Pence's tax-cut plan, first announced during the campaign, would reduce the income tax rate to 3.23 percent in 2014, enabling Hoosiers to keep $261 million. The current tax rate is 3.4 percent.
But legislative leaders, including House Speaker Brian Bosma, R-Indianapolis, worry further reductions in state revenue at a time of economic uncertainty could drain Indiana's $2 billion budget reserve.
The rate would drop to 3.06 percent in 2015, reducing state government revenue by $534 million, or about 4 percent of Indiana's $14.2 billion in annual revenue.
"With 8 percent unemployment in Indiana, we've got to make job creation job one -- and I believe because of the fiscal strength of our state -- Indiana can fund our priorities and put more dollars in the pockets of working Hoosiers and job creators," Pence said.
In the past two years, the Republican-controlled Legislature has reduced the corporate income tax rate and approved a 10-year phaseout of the state's inheritance tax, sapping more than $200 million a year from the state's bottom line when both are fully implemented.
"Our team has a long-term vision, not a campaign-oriented vision, for how we budget," Bosma said. "Any tax cut has to be sustainable."
Gaming revenue, the state's third-largest source of money behind sales and income taxes, also has declined in recent years due to increased competition from casinos in other states.

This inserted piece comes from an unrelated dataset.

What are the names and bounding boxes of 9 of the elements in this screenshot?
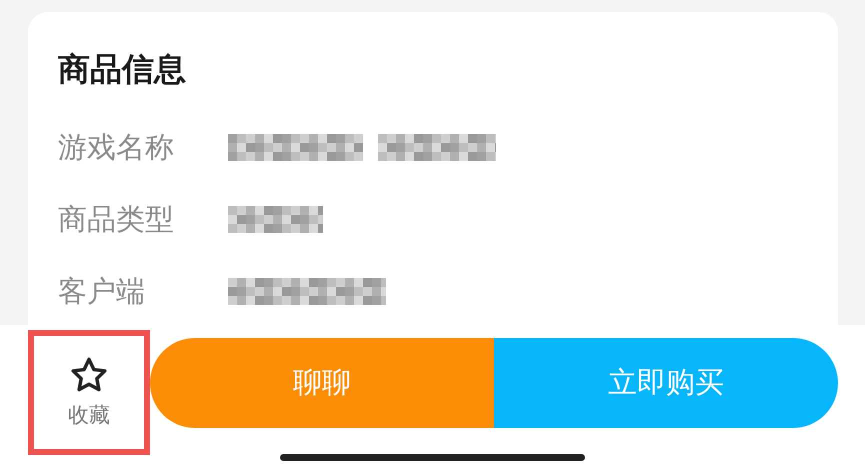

Some calling for compromise
Bosma said many lawmakers have told him they hope to reverse some of the deep budget cuts, particularly to education, imposed by Republican Gov. Mitch Daniels when tax revenue cratered during the Great Recession in 2009-10.
Kevin Brinegar, president of the Indiana Chamber of Commerce, said that spending -- coupled with increased state costs to implement Obamacare -- may make Pence's tax cut unaffordable.
"We won't be able to do it all, so there's going to have to be some prioritization that takes place, and lots of legislators have lots of ideas," Brinegar said. "The governor-elect has ideas, and those ideas and those priorities will have to be reconciled."
A new state revenue forecast is set to be released Dec. 17. That estimate, compiled by the nonpartisan Legislative Services Agency, will predict how much tax money Indiana can expect to take in during the 2014-15 budget period, which begins July 1, 2013.
State Rep. Tim Brown, R-Crawfordsville, chairman of the budget-writing House Ways and Means Committee, said he's waiting for that forecast and its April 2013 update before deciding whether he can support Pence's tax-cut plan.
Not all state lawmakers feel the need to wait, though. State Sen. Mike Delph, R-Carmel, took to Twitter on Thursday to endorse the proposal.
"I support Gov.-elect Mike Pence and his vision for Indiana as well as his desire to bring tax relief to Indiana residents," Delph said.
Pence, a six-term congressman who takes office as governor Jan. 14, said he's willing to negotiate with lawmakers but enacting the tax cut is his top priority.
"I hold our legislative leaders in the highest regard and I look forward to submitting a budget in early January that reflects our priorities, and I look forward to discussions and collaborations going forward," Pence said.